To grow artichokes, buy rootstock, divide roots, or start new plants from seed. Add plenty of organic matter and slow-release fertilizer to the soil when planting. Provide supplementary water to the soil during the dry season.
Cut off dead leaves with a lopper as they appear at the bottom to prevent damage to developing shoots. When the main stalk has finished producing, cut the plant to the ground, let it rest a few weeks, and then begin watering again. You’ll soon have another beautiful plant that produces unique and unusual vegetable for your dining table.
Small artichokes with leaves cut. Ready to cook.
- Harvest artichokes by cutting off artichokes below the unopened bloom. Timing is everything. Harvest before the scales are open.
- Put artichokes in a pot of salted water in the sink. Any bugs between the scales will crawl out. Soak for about an hour and then rinse and drain.
- Artichokes can be cooked in boiling water for about 45 min. to an hour or until tender. Serve on a plate with butter and garlic or mayonnaise.
Olive oil, garlic, and spices drizzled over artichokes before baking.
Easy Way to Cook Small-sized Artichokes.
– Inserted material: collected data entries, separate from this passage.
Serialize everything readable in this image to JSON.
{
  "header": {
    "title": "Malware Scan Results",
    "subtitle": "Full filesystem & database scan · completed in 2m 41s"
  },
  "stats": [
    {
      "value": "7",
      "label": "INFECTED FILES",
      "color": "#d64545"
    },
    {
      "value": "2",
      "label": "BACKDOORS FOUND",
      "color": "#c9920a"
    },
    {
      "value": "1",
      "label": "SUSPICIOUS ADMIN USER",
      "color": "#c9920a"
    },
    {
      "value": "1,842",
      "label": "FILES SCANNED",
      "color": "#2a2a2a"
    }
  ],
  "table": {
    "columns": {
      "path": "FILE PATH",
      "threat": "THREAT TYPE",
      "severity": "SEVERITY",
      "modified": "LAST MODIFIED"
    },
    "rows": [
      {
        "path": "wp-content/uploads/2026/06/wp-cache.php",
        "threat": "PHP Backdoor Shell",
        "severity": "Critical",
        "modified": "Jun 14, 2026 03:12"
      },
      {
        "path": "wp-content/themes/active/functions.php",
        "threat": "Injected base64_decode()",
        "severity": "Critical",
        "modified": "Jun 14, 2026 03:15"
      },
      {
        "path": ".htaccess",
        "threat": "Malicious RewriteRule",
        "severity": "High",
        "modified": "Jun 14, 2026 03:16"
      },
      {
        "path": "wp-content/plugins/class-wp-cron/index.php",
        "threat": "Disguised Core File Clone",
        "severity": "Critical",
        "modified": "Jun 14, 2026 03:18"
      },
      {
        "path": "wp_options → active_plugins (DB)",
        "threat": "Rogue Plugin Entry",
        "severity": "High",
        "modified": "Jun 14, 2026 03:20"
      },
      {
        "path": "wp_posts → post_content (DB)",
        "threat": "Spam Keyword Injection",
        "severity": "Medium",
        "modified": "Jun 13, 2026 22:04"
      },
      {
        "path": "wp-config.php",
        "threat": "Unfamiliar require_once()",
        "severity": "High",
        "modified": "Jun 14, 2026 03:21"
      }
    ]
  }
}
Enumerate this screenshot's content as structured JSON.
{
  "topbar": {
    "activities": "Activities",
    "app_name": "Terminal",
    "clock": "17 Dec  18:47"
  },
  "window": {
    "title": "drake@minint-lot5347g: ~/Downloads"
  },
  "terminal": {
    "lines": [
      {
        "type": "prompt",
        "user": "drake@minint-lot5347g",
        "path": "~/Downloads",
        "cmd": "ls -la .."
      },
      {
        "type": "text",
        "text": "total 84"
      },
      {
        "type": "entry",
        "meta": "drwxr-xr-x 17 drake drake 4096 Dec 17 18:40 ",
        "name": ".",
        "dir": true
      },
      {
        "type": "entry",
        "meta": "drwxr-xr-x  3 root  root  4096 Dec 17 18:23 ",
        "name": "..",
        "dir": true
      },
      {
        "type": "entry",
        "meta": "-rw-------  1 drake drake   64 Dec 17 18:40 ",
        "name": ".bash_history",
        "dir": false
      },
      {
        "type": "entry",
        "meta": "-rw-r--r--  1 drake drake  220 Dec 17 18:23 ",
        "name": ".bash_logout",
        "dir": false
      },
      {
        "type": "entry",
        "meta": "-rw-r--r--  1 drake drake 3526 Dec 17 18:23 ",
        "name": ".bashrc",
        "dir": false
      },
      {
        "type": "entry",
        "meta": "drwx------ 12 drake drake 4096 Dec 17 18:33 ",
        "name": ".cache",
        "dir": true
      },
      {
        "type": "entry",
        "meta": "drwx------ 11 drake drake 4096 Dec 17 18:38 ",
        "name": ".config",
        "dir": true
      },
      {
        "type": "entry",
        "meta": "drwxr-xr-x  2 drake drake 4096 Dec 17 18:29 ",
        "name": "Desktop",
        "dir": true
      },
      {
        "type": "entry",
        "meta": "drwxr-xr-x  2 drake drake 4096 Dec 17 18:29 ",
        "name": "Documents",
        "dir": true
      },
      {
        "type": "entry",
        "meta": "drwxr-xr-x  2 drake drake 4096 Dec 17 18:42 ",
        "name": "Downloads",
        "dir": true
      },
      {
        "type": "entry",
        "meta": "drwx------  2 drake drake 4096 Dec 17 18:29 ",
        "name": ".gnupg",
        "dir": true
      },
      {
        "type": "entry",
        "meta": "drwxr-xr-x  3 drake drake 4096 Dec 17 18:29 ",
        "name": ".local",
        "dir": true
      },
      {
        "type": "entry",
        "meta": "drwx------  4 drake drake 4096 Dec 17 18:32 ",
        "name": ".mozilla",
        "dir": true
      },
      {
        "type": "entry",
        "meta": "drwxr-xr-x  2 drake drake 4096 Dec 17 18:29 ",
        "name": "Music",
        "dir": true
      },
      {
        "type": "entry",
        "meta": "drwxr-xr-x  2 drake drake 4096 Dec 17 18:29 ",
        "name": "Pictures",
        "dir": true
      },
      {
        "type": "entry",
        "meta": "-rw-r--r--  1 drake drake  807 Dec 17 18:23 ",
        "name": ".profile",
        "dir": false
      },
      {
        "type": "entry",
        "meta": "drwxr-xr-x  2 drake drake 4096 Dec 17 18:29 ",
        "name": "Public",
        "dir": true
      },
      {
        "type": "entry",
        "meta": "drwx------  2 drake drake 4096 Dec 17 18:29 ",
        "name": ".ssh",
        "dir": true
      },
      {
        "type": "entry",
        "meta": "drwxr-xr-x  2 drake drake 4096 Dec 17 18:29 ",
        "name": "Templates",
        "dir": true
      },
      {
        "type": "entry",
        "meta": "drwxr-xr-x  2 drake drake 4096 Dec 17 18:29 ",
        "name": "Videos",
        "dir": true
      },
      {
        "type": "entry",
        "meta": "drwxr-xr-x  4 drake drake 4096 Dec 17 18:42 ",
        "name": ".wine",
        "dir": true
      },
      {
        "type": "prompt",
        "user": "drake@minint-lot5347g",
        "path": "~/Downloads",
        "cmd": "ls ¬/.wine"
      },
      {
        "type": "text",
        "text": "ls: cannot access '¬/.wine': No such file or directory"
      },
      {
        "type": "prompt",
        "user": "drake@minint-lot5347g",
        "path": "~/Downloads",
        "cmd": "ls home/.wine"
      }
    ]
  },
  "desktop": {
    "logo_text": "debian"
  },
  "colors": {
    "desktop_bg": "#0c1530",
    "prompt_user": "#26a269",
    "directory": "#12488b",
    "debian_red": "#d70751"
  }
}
Baking makes a delicious and pretty dish.
- Harvest and soak in salted water for an hour. Rinse and drain.
- Cut off ends of leaves. Cut the stem close to the bud.
- In pan, cook 3 cloves chopped garlic in 1/2 cup of olive oil. Add Italian spice to taste. Stir.
- Place prepared artichokes in a baking pan.
- Drizzle with olive oil, garlic, lemon juice, and spice.
- Salt with sea salt to taste.
- Put ½ cup water in bottom of baking pan.
- Cover with aluminum foil. Take off foil for last 15 minutes
- Bake at 350ª.
These can be served as a salad, side dish, or appetizer.
An artichoke ready to serve. Below, baking dish with small artichokes, drizzled with olive oil and garlic.